禦遲淵並不理會他,從他手裏拿了傘便下了車。

雲卿凰掐了掐大腿。

疼痛感讓她清醒了不少。

但她到底已經體力不支,快要支撐不住之時,一件帶著溫度的外袍忽然落在了她的身上。

頭頂那不住落下的雨也被一片陰影遮住。

雲卿凰心下一喜,費力地抬起頭,往上看去。

卻在看到來人的瞬間,臉上的喜悅頓時消失殆盡。

隻見眼前男人麵如冠玉,一身藍衣錦袍襯得他芝蘭玉樹,風度翩翩。

雲卿凰有些恍惚。

這是……二皇子。

今世她好似跟二皇子還並無交集。

他怎麽來了?

雲卿凰強忍著失落,故作鎮定的道,“多謝二皇子。
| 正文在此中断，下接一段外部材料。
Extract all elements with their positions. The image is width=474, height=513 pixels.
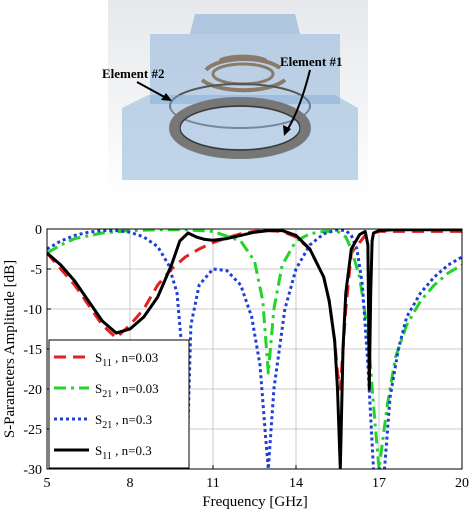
series-lines — [47, 229, 462, 469]
legend-symbol: S — [95, 443, 102, 458]
y-tick-label: -30 — [23, 463, 42, 478]
axis-ticks: 5 8 11 14 17 20 0 -5 -10 -15 -20 -25 -30 — [23, 223, 469, 491]
x-tick-label: 14 — [289, 476, 303, 491]
legend-subscript: 21 — [102, 420, 112, 431]
x-tick-label: 17 — [372, 476, 386, 491]
y-tick-label: -5 — [30, 263, 42, 278]
legend-box — [48, 339, 190, 469]
legend-suffix: , n=0.3 — [112, 412, 152, 427]
element-2-label: Element #2 — [102, 66, 164, 81]
element-1-ring — [169, 97, 311, 159]
annotation-arrows — [136, 69, 311, 136]
lower-substrate — [122, 108, 358, 180]
y-tick-label: -20 — [23, 383, 42, 398]
legend-symbol: S — [95, 381, 102, 396]
y-tick-label: -10 — [23, 303, 42, 318]
x-tick-label: 8 — [127, 476, 134, 491]
x-axis-label: Frequency [GHz] — [202, 494, 307, 510]
legend-entry-0: S11 , n=0.03 — [95, 350, 158, 369]
y-tick-label: -25 — [23, 423, 42, 438]
plot-frame — [46, 228, 463, 470]
element-1-label: Element #1 — [280, 54, 342, 69]
x-tick-label: 5 — [44, 476, 51, 491]
legend-subscript: 11 — [102, 451, 112, 462]
y-axis-label: S-Parameters Amplitude [dB] — [2, 260, 18, 438]
legend-symbol: S — [95, 412, 102, 427]
x-tick-label: 11 — [206, 476, 219, 491]
antenna-illustration: Element #2 Element #1 — [102, 0, 368, 200]
legend-subscript: 11 — [102, 358, 112, 369]
series-line-3 — [47, 229, 462, 469]
legend-entry-3: S11 , n=0.3 — [95, 443, 152, 462]
s-parameter-chart: 5 8 11 14 17 20 0 -5 -10 -15 -20 -25 -30 Frequency [… — [2, 223, 469, 510]
y-tick-label: -15 — [23, 343, 42, 358]
legend-suffix: , n=0.3 — [112, 443, 152, 458]
legend-symbol: S — [95, 350, 102, 365]
x-tick-label: 20 — [455, 476, 469, 491]
legend-subscript: 21 — [102, 389, 112, 400]
legend-suffix: , n=0.03 — [112, 381, 158, 396]
series-line-1 — [47, 229, 462, 469]
legend-entry-2: S21 , n=0.3 — [95, 412, 152, 431]
y-tick-label: 0 — [35, 223, 42, 238]
legend-entry-1: S21 , n=0.03 — [95, 381, 159, 400]
upper-substrate — [190, 14, 300, 34]
legend-suffix: , n=0.03 — [112, 350, 158, 365]
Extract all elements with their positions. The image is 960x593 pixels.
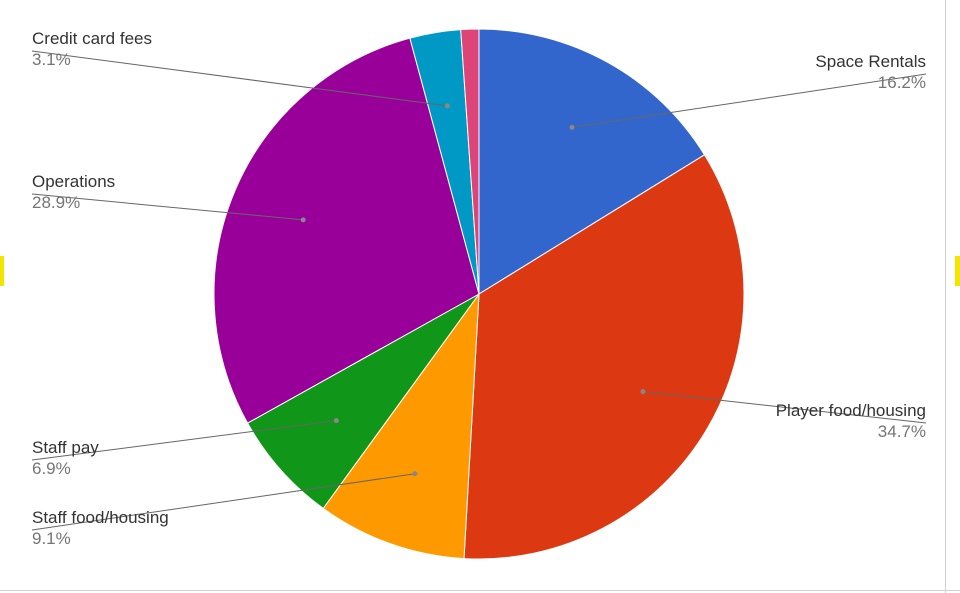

”

禦遲淵琥珀色的眸子裏掠過了一抹快得讓人抓不住的異色。

他將手中的傘朝雲卿凰的方向傾斜。

漏出來的錦衣被雨水打濕,他也似乎毫無所察,隻是一臉不讚同,劍眉緊蹙道,“你這又是何必,七皇叔向來說一不二,便是你一直跪在這裏,也不可能進得去王府。為了七皇叔,如此糟蹋自己的身子,值得嗎?”

他說話的語氣很是熟稔。

雲卿凰有些疑惑,忽而扯了扯唇角,“多謝二皇子好意,臣女性子執拗,認定了的事情,誰來勸都不管用。”

“卿兒……郡主,雨大風急,不如改日再來拜訪七皇叔……”禦遲淵伸出手要扶她,卻被她側身避開。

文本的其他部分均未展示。